Guy Le Strange (1854-1933) pioneered the study of the historical geography of the Middle East, and especially Persia, notably in his Lands of the Eastern Caliphate (Cambridge, 1905) and the present work which contains an English translation of Mustaufī's Nuzhat al-qulūb
Ḥamd-Allāh Mustaufī was a fourteenth-century historian and geographer. His Nuzhat al-qulūb (Hearts' delight) sets out to give a description of Iran in the form of a gazetteer. Despite some repetition of previous accounts, there are many snippets of up to date information embedded in his descriptions of the various provinces and cities and villages of Iran, including altered circumstances and productivity, and changes in their names and prosperity, and his work gives a graphic account of the area in the latter days of the Īl-Khāns.

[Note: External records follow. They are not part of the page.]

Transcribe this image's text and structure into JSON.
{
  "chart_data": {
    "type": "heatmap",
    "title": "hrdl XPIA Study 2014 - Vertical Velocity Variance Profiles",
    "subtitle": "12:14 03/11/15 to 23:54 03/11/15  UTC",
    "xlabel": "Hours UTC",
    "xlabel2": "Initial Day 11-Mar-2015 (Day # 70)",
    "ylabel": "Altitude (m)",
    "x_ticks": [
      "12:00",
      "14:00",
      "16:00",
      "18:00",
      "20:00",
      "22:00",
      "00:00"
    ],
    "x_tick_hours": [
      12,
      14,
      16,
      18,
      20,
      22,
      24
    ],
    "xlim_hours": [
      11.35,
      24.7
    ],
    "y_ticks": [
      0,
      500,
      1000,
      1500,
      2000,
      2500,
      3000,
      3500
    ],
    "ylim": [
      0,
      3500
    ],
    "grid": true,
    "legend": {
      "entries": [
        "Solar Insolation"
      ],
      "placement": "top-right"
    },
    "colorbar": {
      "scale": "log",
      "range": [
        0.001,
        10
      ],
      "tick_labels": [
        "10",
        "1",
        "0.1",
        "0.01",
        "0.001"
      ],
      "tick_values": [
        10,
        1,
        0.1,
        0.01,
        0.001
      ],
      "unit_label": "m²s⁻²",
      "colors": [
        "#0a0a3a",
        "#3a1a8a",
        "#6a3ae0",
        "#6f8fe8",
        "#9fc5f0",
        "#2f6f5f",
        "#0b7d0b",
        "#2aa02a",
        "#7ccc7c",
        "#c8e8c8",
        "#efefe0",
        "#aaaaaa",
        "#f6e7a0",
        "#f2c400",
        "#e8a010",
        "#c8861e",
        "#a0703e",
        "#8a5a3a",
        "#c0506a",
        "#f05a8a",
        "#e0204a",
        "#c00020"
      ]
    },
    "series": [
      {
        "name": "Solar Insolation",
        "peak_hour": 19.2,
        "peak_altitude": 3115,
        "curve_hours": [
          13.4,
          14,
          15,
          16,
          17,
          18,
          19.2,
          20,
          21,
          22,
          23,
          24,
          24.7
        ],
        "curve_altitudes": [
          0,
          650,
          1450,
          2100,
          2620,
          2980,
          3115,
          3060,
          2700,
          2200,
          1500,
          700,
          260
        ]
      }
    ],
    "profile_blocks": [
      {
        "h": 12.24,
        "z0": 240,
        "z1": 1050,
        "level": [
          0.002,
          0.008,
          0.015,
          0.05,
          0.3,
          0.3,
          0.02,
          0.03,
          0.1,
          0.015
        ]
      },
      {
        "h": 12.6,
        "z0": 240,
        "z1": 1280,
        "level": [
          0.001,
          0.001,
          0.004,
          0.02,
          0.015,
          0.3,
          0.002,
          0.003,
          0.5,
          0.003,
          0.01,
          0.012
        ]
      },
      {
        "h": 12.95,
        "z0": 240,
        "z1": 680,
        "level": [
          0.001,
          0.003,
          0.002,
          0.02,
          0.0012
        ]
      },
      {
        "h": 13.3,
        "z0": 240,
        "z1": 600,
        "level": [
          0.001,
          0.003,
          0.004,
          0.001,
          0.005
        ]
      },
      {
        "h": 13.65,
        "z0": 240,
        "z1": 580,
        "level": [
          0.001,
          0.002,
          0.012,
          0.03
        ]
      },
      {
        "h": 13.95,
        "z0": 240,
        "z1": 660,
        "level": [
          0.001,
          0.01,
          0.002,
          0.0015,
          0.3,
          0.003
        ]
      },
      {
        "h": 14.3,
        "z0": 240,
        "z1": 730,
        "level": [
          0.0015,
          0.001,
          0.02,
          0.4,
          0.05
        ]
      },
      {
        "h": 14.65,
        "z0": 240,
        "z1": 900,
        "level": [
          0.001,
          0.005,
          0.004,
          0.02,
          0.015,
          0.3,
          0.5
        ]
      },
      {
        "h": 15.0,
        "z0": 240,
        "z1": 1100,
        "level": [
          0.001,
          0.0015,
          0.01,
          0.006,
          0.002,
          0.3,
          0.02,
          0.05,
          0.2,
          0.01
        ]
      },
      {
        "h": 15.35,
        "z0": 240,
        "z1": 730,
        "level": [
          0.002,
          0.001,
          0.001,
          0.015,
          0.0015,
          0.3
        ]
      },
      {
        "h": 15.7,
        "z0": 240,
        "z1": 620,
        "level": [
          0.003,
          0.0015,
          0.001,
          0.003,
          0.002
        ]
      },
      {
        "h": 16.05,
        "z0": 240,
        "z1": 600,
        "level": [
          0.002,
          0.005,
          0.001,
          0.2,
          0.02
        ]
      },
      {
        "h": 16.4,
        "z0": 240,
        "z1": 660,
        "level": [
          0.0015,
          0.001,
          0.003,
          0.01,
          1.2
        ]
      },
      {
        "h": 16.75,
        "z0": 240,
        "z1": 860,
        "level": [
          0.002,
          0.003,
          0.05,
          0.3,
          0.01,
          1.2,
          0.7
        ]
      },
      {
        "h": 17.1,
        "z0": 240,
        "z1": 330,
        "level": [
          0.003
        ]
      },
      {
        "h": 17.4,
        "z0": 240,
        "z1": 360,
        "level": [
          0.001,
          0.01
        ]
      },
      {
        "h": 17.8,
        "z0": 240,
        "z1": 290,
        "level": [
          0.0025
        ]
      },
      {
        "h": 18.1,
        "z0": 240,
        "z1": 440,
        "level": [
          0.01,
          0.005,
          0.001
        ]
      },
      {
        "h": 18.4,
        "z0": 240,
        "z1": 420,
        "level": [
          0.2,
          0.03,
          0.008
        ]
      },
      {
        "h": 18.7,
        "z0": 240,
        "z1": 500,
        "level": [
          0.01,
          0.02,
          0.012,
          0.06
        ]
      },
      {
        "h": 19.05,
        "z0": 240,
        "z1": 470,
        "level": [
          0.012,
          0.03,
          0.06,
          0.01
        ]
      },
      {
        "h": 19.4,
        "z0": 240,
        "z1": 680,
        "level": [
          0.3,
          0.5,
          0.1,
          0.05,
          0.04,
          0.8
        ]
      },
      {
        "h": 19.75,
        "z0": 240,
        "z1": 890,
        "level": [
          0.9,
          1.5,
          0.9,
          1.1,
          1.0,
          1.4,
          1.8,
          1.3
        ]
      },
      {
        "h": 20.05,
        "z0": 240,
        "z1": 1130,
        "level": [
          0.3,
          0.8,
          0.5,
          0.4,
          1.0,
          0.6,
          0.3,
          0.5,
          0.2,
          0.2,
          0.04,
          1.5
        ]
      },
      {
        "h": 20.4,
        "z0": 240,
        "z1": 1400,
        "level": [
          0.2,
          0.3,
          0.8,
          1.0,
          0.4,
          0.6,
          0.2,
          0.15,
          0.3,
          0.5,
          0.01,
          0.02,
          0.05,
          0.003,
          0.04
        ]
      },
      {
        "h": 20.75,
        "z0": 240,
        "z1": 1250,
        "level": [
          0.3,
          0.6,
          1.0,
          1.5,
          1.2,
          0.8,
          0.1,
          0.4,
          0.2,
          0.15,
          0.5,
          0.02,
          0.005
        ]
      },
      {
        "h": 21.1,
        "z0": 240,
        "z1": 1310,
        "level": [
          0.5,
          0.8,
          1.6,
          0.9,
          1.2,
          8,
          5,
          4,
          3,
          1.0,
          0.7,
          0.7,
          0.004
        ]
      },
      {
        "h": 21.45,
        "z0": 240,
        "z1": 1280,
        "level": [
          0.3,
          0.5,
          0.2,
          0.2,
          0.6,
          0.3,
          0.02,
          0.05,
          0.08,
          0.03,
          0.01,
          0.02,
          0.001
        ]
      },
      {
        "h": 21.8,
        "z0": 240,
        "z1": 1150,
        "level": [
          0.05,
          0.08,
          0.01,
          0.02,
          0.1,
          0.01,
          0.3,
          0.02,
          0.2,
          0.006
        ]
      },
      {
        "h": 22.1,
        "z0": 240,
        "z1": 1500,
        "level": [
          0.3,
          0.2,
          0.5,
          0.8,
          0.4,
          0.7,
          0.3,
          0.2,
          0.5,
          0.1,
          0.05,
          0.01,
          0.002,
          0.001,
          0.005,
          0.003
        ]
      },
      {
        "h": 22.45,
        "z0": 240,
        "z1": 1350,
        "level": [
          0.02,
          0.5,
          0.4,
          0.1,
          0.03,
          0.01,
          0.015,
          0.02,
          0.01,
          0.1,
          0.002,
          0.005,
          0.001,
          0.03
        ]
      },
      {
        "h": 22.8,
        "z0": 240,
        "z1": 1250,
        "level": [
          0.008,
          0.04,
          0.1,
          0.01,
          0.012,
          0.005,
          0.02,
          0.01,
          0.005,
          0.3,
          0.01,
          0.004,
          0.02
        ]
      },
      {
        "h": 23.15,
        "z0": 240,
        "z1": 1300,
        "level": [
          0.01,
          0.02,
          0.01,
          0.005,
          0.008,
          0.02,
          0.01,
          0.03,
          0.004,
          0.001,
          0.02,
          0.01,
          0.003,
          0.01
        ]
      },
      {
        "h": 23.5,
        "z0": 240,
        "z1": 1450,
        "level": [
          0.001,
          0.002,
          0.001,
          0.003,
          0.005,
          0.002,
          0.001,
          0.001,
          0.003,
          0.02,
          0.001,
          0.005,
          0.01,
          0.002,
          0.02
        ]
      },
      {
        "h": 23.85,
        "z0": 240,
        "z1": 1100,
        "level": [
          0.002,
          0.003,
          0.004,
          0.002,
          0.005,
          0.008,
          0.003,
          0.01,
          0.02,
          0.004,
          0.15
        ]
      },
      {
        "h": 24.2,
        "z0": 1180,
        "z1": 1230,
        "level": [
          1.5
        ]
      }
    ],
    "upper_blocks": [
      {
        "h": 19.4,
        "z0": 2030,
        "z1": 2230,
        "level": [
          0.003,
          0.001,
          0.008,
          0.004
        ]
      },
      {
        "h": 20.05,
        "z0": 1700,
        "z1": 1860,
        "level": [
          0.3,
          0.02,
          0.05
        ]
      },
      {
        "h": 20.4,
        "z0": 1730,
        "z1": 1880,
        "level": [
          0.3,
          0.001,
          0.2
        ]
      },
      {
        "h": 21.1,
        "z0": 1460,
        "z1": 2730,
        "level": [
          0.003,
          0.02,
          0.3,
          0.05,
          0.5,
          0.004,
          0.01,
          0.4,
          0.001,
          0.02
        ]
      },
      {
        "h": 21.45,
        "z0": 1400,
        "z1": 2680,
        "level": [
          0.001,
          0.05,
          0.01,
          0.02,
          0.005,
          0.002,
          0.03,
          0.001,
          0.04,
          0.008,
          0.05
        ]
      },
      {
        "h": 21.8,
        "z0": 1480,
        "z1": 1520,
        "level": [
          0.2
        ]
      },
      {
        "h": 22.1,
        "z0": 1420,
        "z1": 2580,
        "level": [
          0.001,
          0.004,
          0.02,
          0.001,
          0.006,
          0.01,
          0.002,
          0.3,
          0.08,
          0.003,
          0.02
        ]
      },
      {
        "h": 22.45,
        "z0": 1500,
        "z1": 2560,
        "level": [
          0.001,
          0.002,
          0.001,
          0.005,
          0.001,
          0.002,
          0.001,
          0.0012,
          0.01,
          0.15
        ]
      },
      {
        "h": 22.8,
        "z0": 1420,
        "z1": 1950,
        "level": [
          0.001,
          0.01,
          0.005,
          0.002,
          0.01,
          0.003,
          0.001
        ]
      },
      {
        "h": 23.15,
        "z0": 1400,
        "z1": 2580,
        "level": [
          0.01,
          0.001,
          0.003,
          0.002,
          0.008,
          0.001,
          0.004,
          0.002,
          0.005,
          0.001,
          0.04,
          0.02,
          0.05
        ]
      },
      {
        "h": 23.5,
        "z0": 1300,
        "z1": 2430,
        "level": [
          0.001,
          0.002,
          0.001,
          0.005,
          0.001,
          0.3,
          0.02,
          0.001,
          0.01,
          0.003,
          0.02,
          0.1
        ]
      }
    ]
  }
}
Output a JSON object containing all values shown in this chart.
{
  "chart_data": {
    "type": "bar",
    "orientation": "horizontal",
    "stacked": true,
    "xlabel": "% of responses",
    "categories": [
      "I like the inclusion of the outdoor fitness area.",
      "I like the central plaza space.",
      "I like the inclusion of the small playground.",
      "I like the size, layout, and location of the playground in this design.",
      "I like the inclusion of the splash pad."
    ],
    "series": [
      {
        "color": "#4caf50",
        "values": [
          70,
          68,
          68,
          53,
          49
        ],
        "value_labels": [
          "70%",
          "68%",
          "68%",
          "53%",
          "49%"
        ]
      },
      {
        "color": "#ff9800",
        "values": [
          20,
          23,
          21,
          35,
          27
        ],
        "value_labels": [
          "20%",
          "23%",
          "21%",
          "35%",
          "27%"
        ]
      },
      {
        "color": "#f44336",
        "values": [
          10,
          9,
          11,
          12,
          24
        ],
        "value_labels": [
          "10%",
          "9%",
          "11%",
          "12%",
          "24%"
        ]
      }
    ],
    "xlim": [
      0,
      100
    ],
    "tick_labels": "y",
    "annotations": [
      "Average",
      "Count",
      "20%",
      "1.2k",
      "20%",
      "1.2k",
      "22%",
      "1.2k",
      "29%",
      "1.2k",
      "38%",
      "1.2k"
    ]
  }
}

Mustaufī's Nuzhat al-qulūb captures a moment in time caught between an old world and a new - the familiar but moribund universal Islamic Caliphate, fatally destroyed by the Mongol invasions, and the new dispensation of the Mongol Empire, within which Iran once more found independence and cultural self-determination. But this world too was in transition, as the Ilkhanate was in the process of collapsing and new insecurities threatened. This accessible new edition will make this important work, extensively used but little studied and long out of print available to a new generation of scholars.